Indeed, few authors have achieved the acclaim, popularity and lasting praise of Austen.
That remains a measure of the amazing accomplishments by a young woman of 19th century England who wrote anonymously under the name “A Lady,” needed her brother to negotiate her first book contract for Sense and Sensibility in 1811, published her “own darling child,” Pride and Prejudice, in 1813, and died at the tender age of 41 only four years later.
In fact, outside of her immediate family, few even knew any of those were her work.
Flash forward a couple of hundred years and Austen’s works are well beyond well known. More than 20 million copies of her books have been sold worldwide. The last 10 years alone have seen her stories turned into television mini-series and movies—even adapted into this reviewer’s favorite variation, Seth Grahame-Smith’s 2009 Pride and Prejudice and Zombies, a skillful retelling with the insertion of hordes of zombies and ninjas.
Then there are the sincerest forms of flattery: You’ve Got Mail, Bridget Jones’ Diary, and the Twilight series all are said by some to be “inspired” by Pride and Prejudice.
Austen ranks third in the number of college courses at universities today behind only Shakespeare and Chaucer.
How’s that for a challenging backdrop for Joseph Hanreddy and J.R. Sullivan? They bring their adaptation of Pride and Prejudice to South Coast Repertory in a fast-paced telling of the tale of the Bennet family—all with some helpful guidance from newly appointed Artistic Director Marc Masterson.
How to make something new here?
Hanreddy and Sullivan, with Director Kyle Donnelly, start with the eyes of a teenage girl of today’s vintage, opening with the pubescent punker in her room reading the novel. The girl—along with the audience—is quickly swept back two centuries to view Austen’s story unfold in front of her.
Essentially a tale of finding one’s self, the story revolves around the five Bennet daughters, all of “marrying age” and expected only to seek a husband under social standards of the day.
Enter the handsome Mr. Darcy, who manages to impress all the Bennet girls with one exception—Elizabeth.

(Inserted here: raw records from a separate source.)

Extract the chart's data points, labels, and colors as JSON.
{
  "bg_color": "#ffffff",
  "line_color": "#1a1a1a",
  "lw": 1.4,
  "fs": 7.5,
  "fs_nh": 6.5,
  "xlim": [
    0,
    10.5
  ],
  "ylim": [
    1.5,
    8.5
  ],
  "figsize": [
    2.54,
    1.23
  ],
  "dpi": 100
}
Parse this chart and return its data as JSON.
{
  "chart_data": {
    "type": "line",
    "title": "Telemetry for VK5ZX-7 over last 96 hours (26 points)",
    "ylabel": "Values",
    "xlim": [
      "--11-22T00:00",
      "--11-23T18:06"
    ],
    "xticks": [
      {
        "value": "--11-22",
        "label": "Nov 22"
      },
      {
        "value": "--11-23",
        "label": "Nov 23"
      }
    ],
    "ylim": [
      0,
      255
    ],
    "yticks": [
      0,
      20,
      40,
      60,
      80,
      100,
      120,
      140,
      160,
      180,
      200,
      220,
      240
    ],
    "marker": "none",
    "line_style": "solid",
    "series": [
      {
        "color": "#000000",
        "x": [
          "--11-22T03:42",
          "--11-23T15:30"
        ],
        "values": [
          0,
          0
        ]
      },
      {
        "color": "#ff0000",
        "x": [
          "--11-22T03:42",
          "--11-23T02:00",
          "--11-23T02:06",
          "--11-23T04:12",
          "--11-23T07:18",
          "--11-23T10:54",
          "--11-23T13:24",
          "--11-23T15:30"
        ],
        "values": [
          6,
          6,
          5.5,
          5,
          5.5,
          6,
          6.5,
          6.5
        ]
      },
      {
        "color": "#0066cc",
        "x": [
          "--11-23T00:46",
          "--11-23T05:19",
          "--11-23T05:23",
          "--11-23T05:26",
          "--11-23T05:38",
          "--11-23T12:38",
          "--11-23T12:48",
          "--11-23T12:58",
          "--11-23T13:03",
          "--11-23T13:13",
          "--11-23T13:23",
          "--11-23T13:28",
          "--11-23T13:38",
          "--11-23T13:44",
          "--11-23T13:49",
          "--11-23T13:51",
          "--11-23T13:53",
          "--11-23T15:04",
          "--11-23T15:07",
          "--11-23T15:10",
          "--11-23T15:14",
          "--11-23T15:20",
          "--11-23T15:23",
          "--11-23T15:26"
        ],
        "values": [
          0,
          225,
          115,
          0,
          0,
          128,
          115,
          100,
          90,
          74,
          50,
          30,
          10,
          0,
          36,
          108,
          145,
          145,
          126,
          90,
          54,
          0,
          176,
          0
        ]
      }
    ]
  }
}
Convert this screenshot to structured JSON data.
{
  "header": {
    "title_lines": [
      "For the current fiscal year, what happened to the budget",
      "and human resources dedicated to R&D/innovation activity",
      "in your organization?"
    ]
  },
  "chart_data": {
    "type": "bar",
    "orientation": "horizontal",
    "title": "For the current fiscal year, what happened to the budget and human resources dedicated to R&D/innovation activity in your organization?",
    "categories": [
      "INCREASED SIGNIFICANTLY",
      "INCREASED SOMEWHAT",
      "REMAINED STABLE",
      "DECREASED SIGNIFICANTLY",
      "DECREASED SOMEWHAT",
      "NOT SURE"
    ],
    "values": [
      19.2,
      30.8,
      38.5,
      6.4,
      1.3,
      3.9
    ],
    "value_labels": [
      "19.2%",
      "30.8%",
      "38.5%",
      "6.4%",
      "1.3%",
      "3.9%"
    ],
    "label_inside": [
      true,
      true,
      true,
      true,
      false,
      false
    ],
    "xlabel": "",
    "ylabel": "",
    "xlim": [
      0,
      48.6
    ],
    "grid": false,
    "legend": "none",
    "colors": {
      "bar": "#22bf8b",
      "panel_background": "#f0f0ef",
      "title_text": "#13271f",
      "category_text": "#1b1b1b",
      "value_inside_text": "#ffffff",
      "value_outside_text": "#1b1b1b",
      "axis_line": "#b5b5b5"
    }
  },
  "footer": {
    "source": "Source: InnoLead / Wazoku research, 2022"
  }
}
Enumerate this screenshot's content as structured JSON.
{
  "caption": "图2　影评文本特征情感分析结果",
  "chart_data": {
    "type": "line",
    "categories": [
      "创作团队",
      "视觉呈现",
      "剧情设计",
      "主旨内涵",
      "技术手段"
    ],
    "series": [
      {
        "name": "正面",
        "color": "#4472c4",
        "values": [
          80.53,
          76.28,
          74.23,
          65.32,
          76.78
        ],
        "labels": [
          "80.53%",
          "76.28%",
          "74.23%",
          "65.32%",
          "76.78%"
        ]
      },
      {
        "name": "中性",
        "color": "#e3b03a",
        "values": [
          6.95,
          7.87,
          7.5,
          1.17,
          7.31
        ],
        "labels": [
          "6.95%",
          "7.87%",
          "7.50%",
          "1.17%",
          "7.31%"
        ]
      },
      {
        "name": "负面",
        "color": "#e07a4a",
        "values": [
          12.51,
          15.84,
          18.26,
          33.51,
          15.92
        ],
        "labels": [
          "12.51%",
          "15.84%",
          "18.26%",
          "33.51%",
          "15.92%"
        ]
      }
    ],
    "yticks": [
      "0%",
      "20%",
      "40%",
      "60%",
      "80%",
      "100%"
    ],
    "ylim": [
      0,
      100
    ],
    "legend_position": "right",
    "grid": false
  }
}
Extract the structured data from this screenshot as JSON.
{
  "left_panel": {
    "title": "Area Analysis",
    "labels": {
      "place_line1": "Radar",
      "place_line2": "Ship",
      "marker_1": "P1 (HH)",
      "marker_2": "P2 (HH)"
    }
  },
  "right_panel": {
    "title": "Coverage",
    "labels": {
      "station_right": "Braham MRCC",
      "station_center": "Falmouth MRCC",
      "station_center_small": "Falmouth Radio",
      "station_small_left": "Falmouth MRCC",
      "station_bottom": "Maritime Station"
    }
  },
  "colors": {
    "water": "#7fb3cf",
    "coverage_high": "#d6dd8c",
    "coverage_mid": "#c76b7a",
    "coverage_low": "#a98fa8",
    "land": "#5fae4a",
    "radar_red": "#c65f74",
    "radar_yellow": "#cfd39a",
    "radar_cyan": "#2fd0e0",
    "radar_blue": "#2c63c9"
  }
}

So be it, for Mr. Darcy is equally untaken with her.
The 21-member cast—largest in SCR’s 48-year history—then takes the audience on a fluid, Regent-era stroll via contemporary media, largely through the use of video-projected sets and two rotating turntables. Use of accent pieces is minimal. The sets are at times embellished with a piano and, of all things, clear plastic chairs that might seem more a part of a Philippe Stark restaurant than a 19th-century mansion—odd, indeed, but it works. So too does the telling of the tale through the eyes of “The Girl,” who hangs about the stage and seems to help the audience enjoy the story without getting in the way of it.